Пархоменко и Коротков зажгли сигнальные огни, выключили главный двигатель и, сопровождаемые котом, начали осмотр «Хризантемы». Странное зрелище представляло собою судно: везде порядок, все на месте и нигде ни одного человека. И что удивительно, нигде следов панического бегства: единственная шлюпка на месте, у коек лежали аккуратно сложенные спасательные пояса, в трюме — груз бирманского риса.

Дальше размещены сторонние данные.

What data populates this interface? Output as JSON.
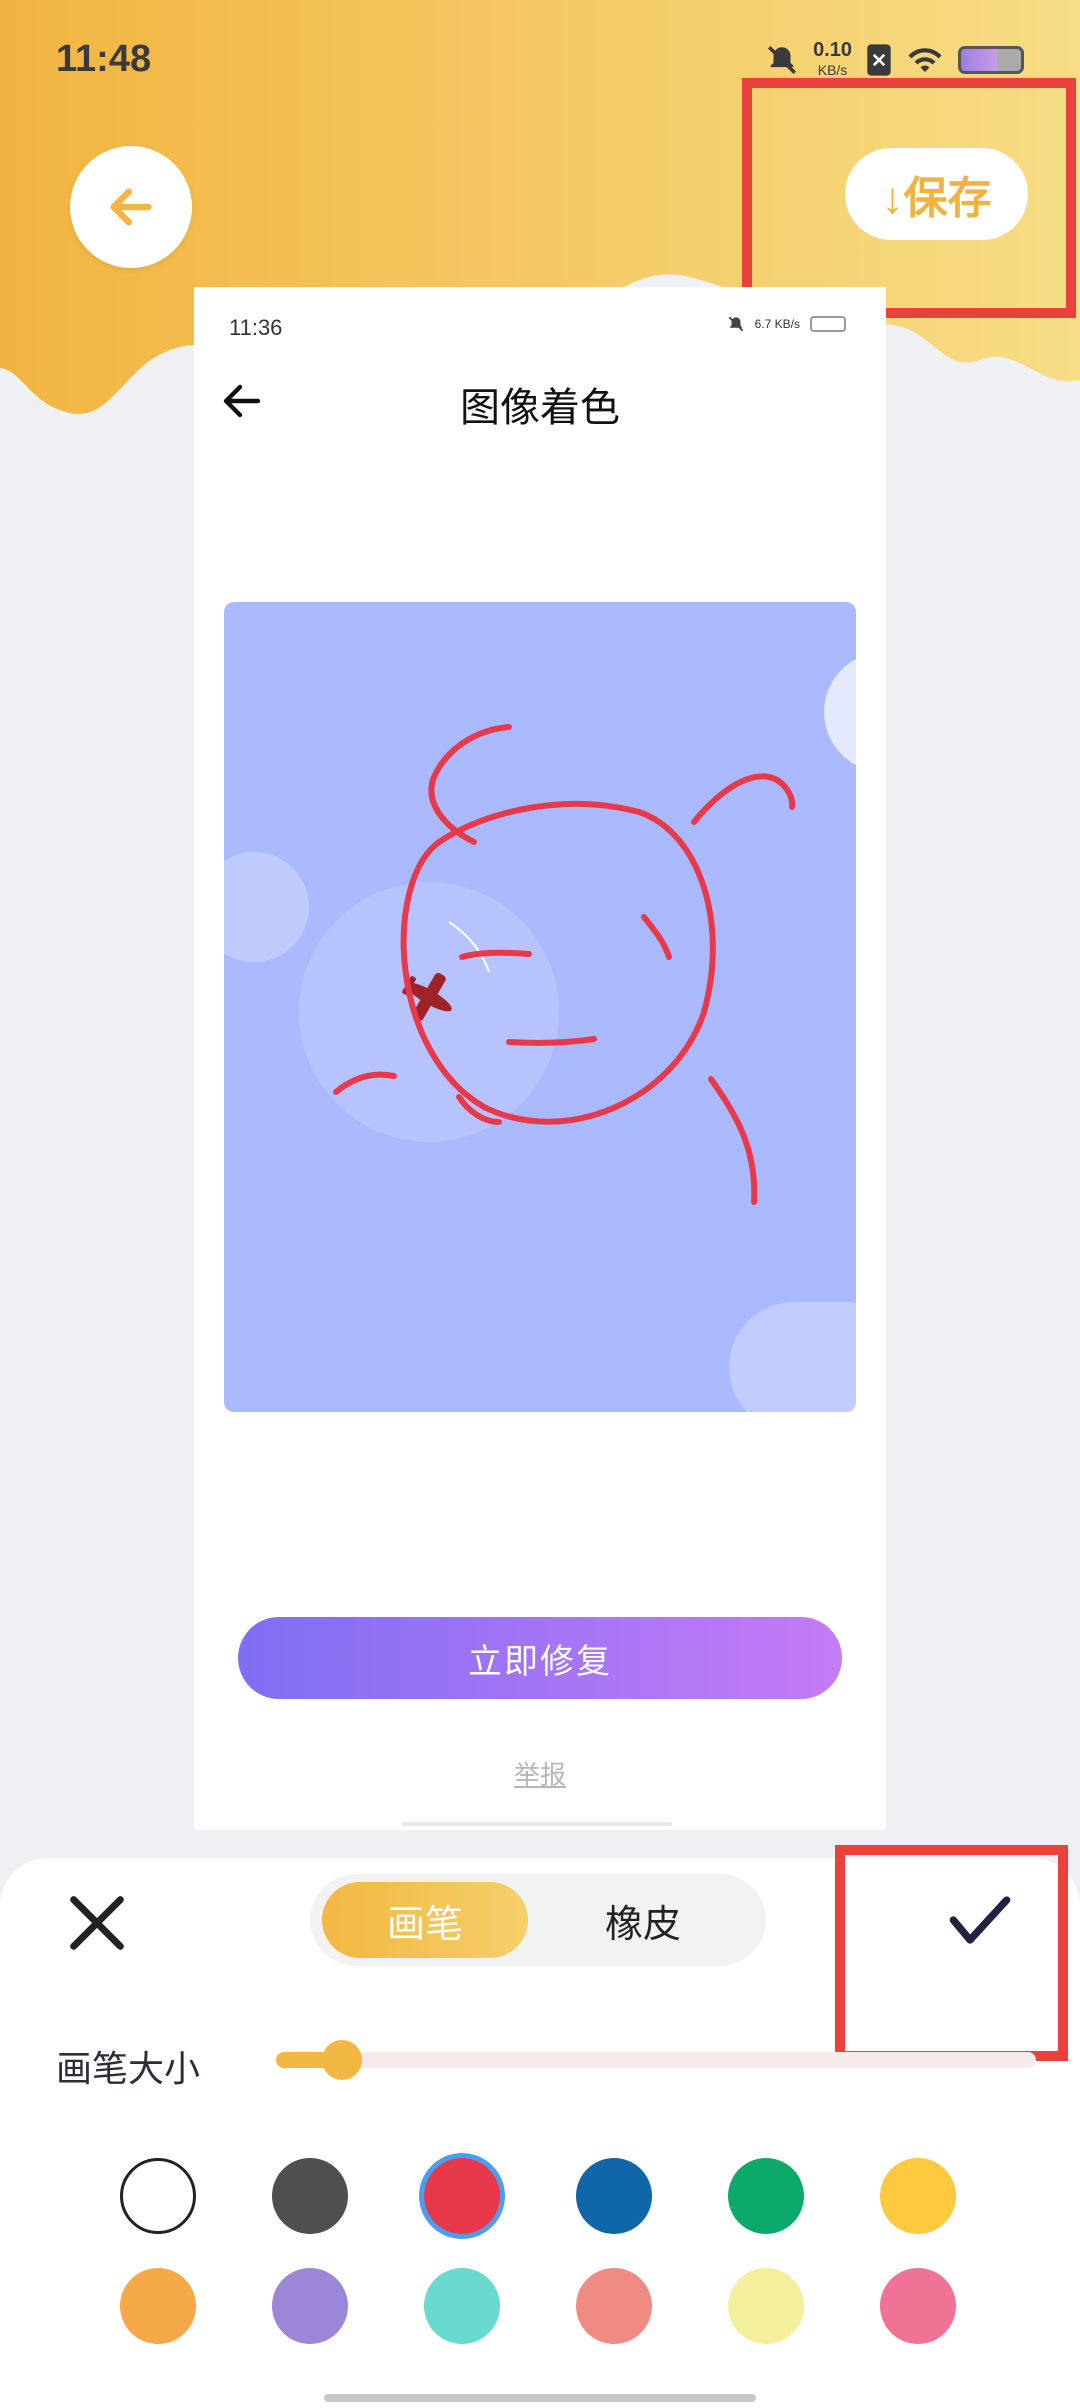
{
  "status_bar": {
    "time": "11:48",
    "net_speed": "0.10",
    "net_unit": "KB/s"
  },
  "header": {
    "save_label": "↓保存"
  },
  "embedded": {
    "time": "11:36",
    "net_speed": "6.7",
    "net_unit": "KB/s",
    "title": "图像着色",
    "fix_button": "立即修复",
    "report_link": "举报"
  },
  "panel": {
    "pen_label": "画笔",
    "eraser_label": "橡皮",
    "brush_size_label": "画笔大小",
    "brush_size_fraction": 0.06,
    "colors": [
      "#ffffff",
      "#4f4f4f",
      "#e8394b",
      "#0f67a8",
      "#0da96b",
      "#fdc93f",
      "#f4a848",
      "#9b86d8",
      "#69d9cf",
      "#f08b84",
      "#f3ef9c",
      "#f07294"
    ],
    "selected_color_index": 2
  },
  "colors": {
    "accent": "#f2b742",
    "highlight": "#e9423b",
    "fix_gradient_start": "#7f6ef2",
    "fix_gradient_end": "#c57bf6"
  }
}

Они переходили из одного помещения в другое, и курносое добродушное лицо штурмана мрачнело.

— Чертовщина какая-то! — бормотал он. — Нечистое на посудине дело. Что скажете, док?

Николай Андреевич Коротков, высокий, угловатый, склонив голову набок, бросал вокруг внимательный взгляд и молчал.

В каюте капитана был образцовый порядок. На столе лежала карта с проложенным курсом и раскрытый судовой журнал, рядом поблескивала позолотой авторучка. Запись в журнале велась на английском языке, и штурман прочел последнюю:

«В 13 часов наблюдали необыкновенное явление… По правому борту в трех кабельтовых на море появился почти правильный круг как бы кипящей воды. Его диаметр в несколько раз превосходил длину „Хризантемы“. Явление наблюдалось в течение пяти минут».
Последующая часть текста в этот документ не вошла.